The UAE, like Saudi Arabia, one of its multiple autocratic religious soft power rivals, has gone in recent years to great lengths to cultivate ties to Jewish and Evangelist communities and to position itself as a sponsor of an inter-faith dialogue in which Islam is represented by Muslim scholars who preach absolute obedience to the ruler and reject endorsement of the Universal Declaration of Human Rights. Its an interpretation of the faith intended to ensure regime survival and counter allegations of violations of human rights in the UAE.
The signing of a Document on Human Fraternity by the imam of the Al-Azhar Grand Mosque in Cairo, Ahmed El-Tayeb, and Pope Francis I during his 2019 visit to the UAE, the first by a head of the Vatican to the Gulf, served to offer an alternative to the Universal Declaration that allows the Emirates to pick and choose which rights it accepts.
The emphasis on inter-faith dialogue is bolstered and conditioned by the agreement’s implicit condemnation of political Islam, a key driver of UAE policy that is shared by Israel.
The agreement rejects “political manipulation of religions and…interpretations made by religious groups who, in the course of history, have taken advantage of the power of religious sentiment…in a way that has nothing to do with the truth of religion.”
Omar Ghobash, UAE Assistant Minister for Culture and Public Diplomacy, speaking in a US-UAE Council webinar, noted that one driver for the conclusion of the agreement was “what happened around the so-called Arab Spring and then the rise of vicious groups like ISIS, let alone Al Qaeda.”

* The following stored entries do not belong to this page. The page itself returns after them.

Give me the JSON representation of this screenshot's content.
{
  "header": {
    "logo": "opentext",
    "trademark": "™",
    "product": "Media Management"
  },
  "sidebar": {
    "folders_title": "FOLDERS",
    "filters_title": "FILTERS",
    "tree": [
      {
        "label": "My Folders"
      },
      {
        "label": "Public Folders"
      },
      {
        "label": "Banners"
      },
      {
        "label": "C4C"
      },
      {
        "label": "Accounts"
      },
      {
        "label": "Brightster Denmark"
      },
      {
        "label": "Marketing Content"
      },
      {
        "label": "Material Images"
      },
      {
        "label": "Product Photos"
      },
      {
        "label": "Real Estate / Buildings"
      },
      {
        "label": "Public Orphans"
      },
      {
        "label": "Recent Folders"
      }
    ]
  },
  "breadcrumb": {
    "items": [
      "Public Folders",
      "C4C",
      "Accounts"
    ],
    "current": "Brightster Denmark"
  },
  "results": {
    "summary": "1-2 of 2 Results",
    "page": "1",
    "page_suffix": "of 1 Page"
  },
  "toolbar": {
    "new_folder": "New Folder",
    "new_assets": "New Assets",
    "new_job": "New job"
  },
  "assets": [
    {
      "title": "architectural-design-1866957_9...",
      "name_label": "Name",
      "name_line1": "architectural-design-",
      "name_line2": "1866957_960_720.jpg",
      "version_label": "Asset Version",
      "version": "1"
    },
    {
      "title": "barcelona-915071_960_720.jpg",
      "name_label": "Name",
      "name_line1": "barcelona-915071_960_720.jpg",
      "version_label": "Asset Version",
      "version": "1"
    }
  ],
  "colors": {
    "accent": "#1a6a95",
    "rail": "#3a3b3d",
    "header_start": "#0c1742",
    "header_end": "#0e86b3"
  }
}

Mr. Ghobash was referring to the 2011 popular Arab revolts that toppled the autocratic leaders of Tunisia, Egypt, Libya, and Yemen as well as the rise of the Islamic State in the aftermath of the uprisings, which was a product of the 2003 US invasion of Iraq rather than the rebellions.
He projected the agreement as part of the UAE’s institutionalization of its values.
“There is a distortion that has taken place over the last few decades…represented by groups like the Muslim Brotherhood, groups like Al Qaeda and ISIS … There is a recurring theme in conversations with my leaders and that is that Islam has been hijacked by these groups. The reality is that in taking Islam back, you need to free it from those constraints. You free it by presenting a different expression of Islam,” Mr. Ghobash said.
Critics suggest that the agreement’s formalization of Israeli support for the UAE’s propagation of a state-controlled Islam fails to tackle a core issue: the need to address religious concepts that are either outdated or outmoded or require reconceptualization and reinterpretation.
Those concepts legitimized decades of Muslim demonization of Israel as well as Jews, Christians, and other non-Muslims.
The UAE took a first major step to address the issue by distributing to schools barely two weeks after the announcement of the establishment of diplomatic relations textbooks that cite the agreement with Israel as an expression of fundamental Islamic and Emirati values.
However, the ultimate litmus test of the UAE’s effort to shape moderate Islam will be if and when it loosens the state’s grip on religion and allows for free-flowing, credible theological debate in which scholars tackle problematic religious concepts that have served their purpose but are out of place in a modern, forward-looking society.